EU Climate Chief Says Talks on Airline Emissions Will Test Obama

European Union Climate Commissioner Connie Hedegaard said an early test of President Barack Obama’s commitment to combating climate change is how he negotiates an international agreement on aviation emissions.

“I really believe that when it’s about finding a global way forward for aviation now, we -- the U.S. and the European Union -- should be on the same side, working for the obvious, namely that if I take a long-haul plane, be it from Washington to Europe or from Europe to Beijing, it is only common sense that I pay for my pollution,” Hedegaard told reporters today at a briefing in Washington.

Obama’s pledges to fight climate change in his second inaugural address and the State of the Union speech were “sweet music to a European’s ears,” the Danish politician said. Now the EU wants the administration to say specifically how it would seek to reduce carbon-dioxide emissions from airplanes and other sources, she said.

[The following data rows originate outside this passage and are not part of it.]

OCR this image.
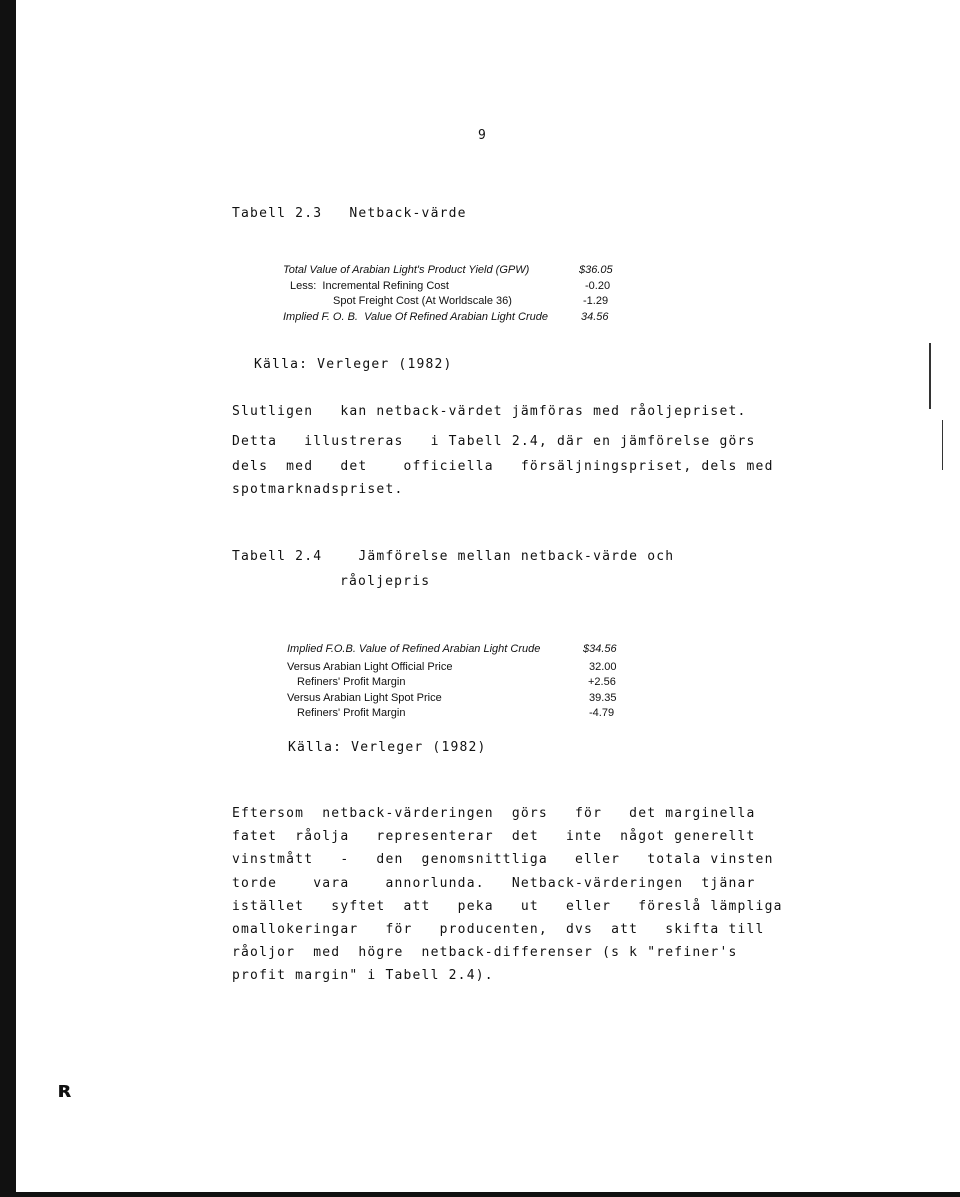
9
Tabell 2.3   Netback-värde
Total Value of Arabian Light's Product Yield (GPW)	$36.05
Less:  Incremental Refining Cost	-0.20
Spot Freight Cost (At Worldscale 36)	-1.29
Implied F. O. B.  Value Of Refined Arabian Light Crude	34.56
Källa: Verleger (1982)
Slutligen   kan netback-värdet jämföras med råoljepriset.
Detta   illustreras   i Tabell 2.4, där en jämförelse görs
dels  med   det    officiella   försäljningspriset, dels med
spotmarknadspriset.
Tabell 2.4    Jämförelse mellan netback-värde och
råoljepris
Implied F.O.B. Value of Refined Arabian Light Crude	$34.56
Versus Arabian Light Official Price	32.00
Refiners' Profit Margin	+2.56
Versus Arabian Light Spot Price	39.35
Refiners' Profit Margin	-4.79
Källa: Verleger (1982)
Eftersom  netback-värderingen  görs   för   det marginella
fatet  råolja   representerar  det   inte  något generellt
vinstmått   -   den  genomsnittliga   eller   totala vinsten
torde    vara    annorlunda.   Netback-värderingen  tjänar
istället   syftet  att   peka   ut   eller   föreslå lämpliga
omallokeringar   för   producenten,  dvs  att   skifta till
råoljor  med  högre  netback-differenser (s k "refiner's
profit margin" i Tabell 2.4).
ʀ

She said an administration rejection of the proposed Keystone XL pipeline from Alberta’s oil sands to refineries along the U.S. Gulf Coast would send a “strong signal to the world” about how serious the administration is in addressing climate risks. Environmental groups oppose the pipeline because they say it would encourage development of the tar sands, the mining of which releases more greenhouse gases than most conventional drilling.

Hedegaard is in Washington for meetings with Obama administration officials.